Charles A. Lindbergh


A twenty-five year old man named Charles A. Lindbergh was a careful and adventurous man. He learned to fly, then found work as a barn stormer and daredevil. He conceived his Atlantic flight while flying the mails between St. Louis and Chicago. Airmail was a dangerous job but after a few years, Lindbergh said it was fairly easy. He insisted that the cockpit be located behind the oversized fuel tanks. It meant  that if he crashed, he wouldn’t crash between the engine and the fuel tanks. 

His physical courage was coupled with a native sense for mechanical things and an awesome determination for thorough preparation once he decided upon a project. He was the first man in world history to fly over the Atlantic Ocean non-stop and land in Paris. His plane was almost just gasoline tanks. Sometimes the windows would ice up, so he had to stick his head out of the plane to see. With no radar, full tanks of fuel and just him in the plane, made it over the Atlantic Ocean. He is called, ”The Lone Eagle”, because he accomplished that feat by himself, but still he did it for his country. 

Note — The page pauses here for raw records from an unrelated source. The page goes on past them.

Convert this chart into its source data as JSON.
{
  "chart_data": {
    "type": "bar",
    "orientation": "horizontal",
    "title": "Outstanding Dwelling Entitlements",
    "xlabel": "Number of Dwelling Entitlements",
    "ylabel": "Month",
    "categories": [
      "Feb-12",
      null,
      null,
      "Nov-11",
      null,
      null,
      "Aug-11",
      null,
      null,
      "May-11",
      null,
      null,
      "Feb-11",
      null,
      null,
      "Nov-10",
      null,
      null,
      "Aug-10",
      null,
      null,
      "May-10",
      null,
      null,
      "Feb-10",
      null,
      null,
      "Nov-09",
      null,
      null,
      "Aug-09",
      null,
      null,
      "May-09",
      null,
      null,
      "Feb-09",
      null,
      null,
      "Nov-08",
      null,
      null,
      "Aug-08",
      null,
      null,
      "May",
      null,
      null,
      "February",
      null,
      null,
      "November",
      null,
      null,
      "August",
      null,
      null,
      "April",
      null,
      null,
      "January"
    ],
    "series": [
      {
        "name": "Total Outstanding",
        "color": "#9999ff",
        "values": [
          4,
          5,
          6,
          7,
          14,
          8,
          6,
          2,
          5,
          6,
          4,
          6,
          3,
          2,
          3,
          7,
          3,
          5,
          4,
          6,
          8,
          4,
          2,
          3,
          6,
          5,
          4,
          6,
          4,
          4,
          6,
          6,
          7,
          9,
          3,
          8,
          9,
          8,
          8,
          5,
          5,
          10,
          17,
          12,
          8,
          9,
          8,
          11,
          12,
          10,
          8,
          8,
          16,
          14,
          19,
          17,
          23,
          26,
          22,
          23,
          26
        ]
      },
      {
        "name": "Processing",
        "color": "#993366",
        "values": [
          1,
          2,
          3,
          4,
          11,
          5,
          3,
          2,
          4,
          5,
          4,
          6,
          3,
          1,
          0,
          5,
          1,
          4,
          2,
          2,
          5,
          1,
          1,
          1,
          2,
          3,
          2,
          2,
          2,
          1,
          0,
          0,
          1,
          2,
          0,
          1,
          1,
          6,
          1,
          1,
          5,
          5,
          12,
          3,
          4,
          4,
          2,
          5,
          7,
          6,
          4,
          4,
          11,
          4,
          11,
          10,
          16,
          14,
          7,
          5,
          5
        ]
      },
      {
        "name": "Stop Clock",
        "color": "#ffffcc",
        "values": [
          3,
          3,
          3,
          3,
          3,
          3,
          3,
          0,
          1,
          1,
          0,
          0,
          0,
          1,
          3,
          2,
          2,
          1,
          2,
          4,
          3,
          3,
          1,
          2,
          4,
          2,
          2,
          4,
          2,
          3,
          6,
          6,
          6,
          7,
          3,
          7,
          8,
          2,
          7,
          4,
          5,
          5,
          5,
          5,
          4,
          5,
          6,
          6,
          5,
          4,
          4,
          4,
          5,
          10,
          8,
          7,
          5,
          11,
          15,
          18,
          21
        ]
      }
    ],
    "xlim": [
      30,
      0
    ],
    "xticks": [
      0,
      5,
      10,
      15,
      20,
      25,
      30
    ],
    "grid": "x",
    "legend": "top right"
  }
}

I picked Charles A. Lindbergh because he wasn’t in the Air Force and was not in anything but flying. His dream was to fly so he did what he loved and still got the Medal Of Honor. It was a Special Medal Of Honor for the unique quality of his achievement. Lindbergh had the courage to do what he did knowing that he might not make it, but he still did it. He later joined the army long enough to gain some experience in its relatively powerful planes. His life was always fixed around planes and that showed how much he loved to play with and fly with planes. His feat of courage inspired generations of Americans to have the courage to dream and work for goals. Charles A. Lindbergh was a great man and I think he was a person who deserved the Medal Of Honor.

 

William "Billy" Mitchell


I chose this person because he showed a great deal of courage.  Billy Mitchell served in Cuba and the Philippines, and in 1901 was attached to the Signal Corps. He then was sent to the general staff. Then he was sent to the aviation section of the Signal Corps in 1915. The United States entered WWI, and Mitchell learned how to fly an airplane. He became Air Commander.  General Mitchell was ready for war. He took the biggest challenge of all. He flew over enemy lines. He also took another risk at war. General Mitchell led a bombing force in an air strike. He tried to bomb the Germans’ homeland but it got cut short, and in March, 1919, he went back to his home to become chief of Air Service. 

Billy Mitchell then resigned from the army and retired. He continued to promote air power and to tell people of the danger of other nations, mainly Japan. He then hypothesized a possible attack by Japanese who would let bombs down on Pearl Harbor. He died in January, 1926, and in early December, 1941, the Japanese attacked Pearl Harbor. So, I guess he was right.  

Mitchell had hypothesized a lot of things about air power but was ignored by the high military command before he died. In 1946, a Special Medal of Honor was given to Mitchell’s son by General Carl Spaataz, Chief of Staff. Billy Mitchell deserved the Medal of Honor because he correctly predicted the importance of air power in incoming wars. I think he deserved the Medal because he was a smart man and he tried to warn people but they did not listen to him. At least he tried. That is why he deserves the Special Medal.